Tuesday, July 06, 2004

I am laying my heart out here and you know it. I know you are happy where you are and you know I am miserable. I wish I was there and yet all I know is that, what your happy?, your miserable? You never really tell me. It seems your holding something back while I just long to be near someone, I need to be wanted.

I can't believe I ever chose work over you. In the all time worst trades in history in the history of trades I fucked up. I look back at a decade of bad decision's and stupid ego and regret, (yeah regret a fucking big word for me), a lot.

How is possible something that was soright has gone so bad so fast.

My hurt is real and deep and I would give it all away for a real minute with you, just to look in your eyes and to hold you again. I know it will never happen but thought keeps me alive most nights.

I am looking for support for someone to pump me up to lift my spirits all the things you used to do.

Monday, July 05, 2004

Once again I got screwed. I work in a small office that is technically a satellite office across town from our main office.
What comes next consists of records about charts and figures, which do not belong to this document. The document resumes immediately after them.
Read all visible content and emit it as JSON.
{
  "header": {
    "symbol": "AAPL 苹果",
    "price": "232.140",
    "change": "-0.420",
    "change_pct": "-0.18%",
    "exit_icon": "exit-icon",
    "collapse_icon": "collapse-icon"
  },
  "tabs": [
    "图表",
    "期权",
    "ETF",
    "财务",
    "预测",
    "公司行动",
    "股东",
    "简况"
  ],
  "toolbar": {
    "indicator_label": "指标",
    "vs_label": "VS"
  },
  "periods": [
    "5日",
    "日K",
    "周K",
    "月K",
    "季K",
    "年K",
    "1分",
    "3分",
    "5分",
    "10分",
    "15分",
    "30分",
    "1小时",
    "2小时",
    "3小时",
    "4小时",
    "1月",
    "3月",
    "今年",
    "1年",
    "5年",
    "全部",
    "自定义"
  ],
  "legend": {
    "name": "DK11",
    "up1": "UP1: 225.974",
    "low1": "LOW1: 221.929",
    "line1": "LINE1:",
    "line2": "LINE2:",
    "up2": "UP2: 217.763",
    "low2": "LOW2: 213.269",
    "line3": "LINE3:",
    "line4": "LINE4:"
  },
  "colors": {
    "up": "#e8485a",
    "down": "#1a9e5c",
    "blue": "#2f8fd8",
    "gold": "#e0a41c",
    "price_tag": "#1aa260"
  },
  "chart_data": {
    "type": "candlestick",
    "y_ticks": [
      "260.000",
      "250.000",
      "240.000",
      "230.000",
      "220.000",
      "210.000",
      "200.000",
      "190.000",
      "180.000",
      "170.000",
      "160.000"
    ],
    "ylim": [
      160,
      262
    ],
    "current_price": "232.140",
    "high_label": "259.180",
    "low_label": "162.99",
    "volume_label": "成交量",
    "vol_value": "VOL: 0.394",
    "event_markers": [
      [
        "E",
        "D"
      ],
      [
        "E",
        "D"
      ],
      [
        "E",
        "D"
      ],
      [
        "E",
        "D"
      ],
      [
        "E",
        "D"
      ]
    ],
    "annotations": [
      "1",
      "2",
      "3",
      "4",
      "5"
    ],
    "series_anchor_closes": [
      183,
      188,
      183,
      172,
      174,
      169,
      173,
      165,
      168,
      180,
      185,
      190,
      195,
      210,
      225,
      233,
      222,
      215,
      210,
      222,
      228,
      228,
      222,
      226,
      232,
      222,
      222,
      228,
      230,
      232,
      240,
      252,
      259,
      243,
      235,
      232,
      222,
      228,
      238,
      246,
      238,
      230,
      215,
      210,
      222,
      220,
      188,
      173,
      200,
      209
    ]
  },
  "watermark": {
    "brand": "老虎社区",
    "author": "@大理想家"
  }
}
Today is Monday the 5th of July and our main office is closed but no one told my assistant or me. We both showed up for work before 8:00am this morning, 7:45am for me 7:55 am for her. No message on the answering machine, no message on the voice-mail. I send my assistant to 3 different restaurants to complete some employee opinion surveys. When I talk to one of our restaurant managers he says to me, “Why are you working today the office is closed.” I said, “ If the office was closed I would know about it” He looks at me with a shit eating grin and says, “The office is closed, they didn’t tell you”

I place a call to the main office and sure enough the answering machine is on. I call the owner and as usual no answer. I page him and I then call my assistant and apologize for the mistake and I send her home with pay for the rest of the day with the promise that she can leave 2 hours early on Friday with pay.

The owner finally calls and says, “No one told you?” “Nope” I say I explained that I worked on Saturday and Sunday and talked to the Supervisors on Saturday and no one told me we were to be off today. He doesn’t say sorry just “ok” and hangs up.

It would not be so bad but for 12 years this has been shits been going on, the money is good but the treatment is intolerable. Maybe it is time to move on.

Sunday, July 04, 2004

I heard you were coming to town this weekend and my heart is alive. I know you are not coming to see me but some how deep down I am excited.

Is it possible I will see you and you will want to see me?

I can’t stop thinking about the possibilities that exist!

Will we be together or will we be apart?

Will you want to see me?

Do you still want me or am I just a FRIEND?

I will admit to exhilaration that I haven’t had in a long time.

I am afraid to call you, but I have too. The possibilities are too important. I cannot stand the “not knowing” How will you look, how will I look, what will you say to me, what will I say to you?

Will you hug me, will you kiss me? Will you spend time with me or as I suspect lots of time with others and a little time with me.




Thursday, July 01, 2004

The pain is temporary. The memories last forever. Just keep going. Just keep going.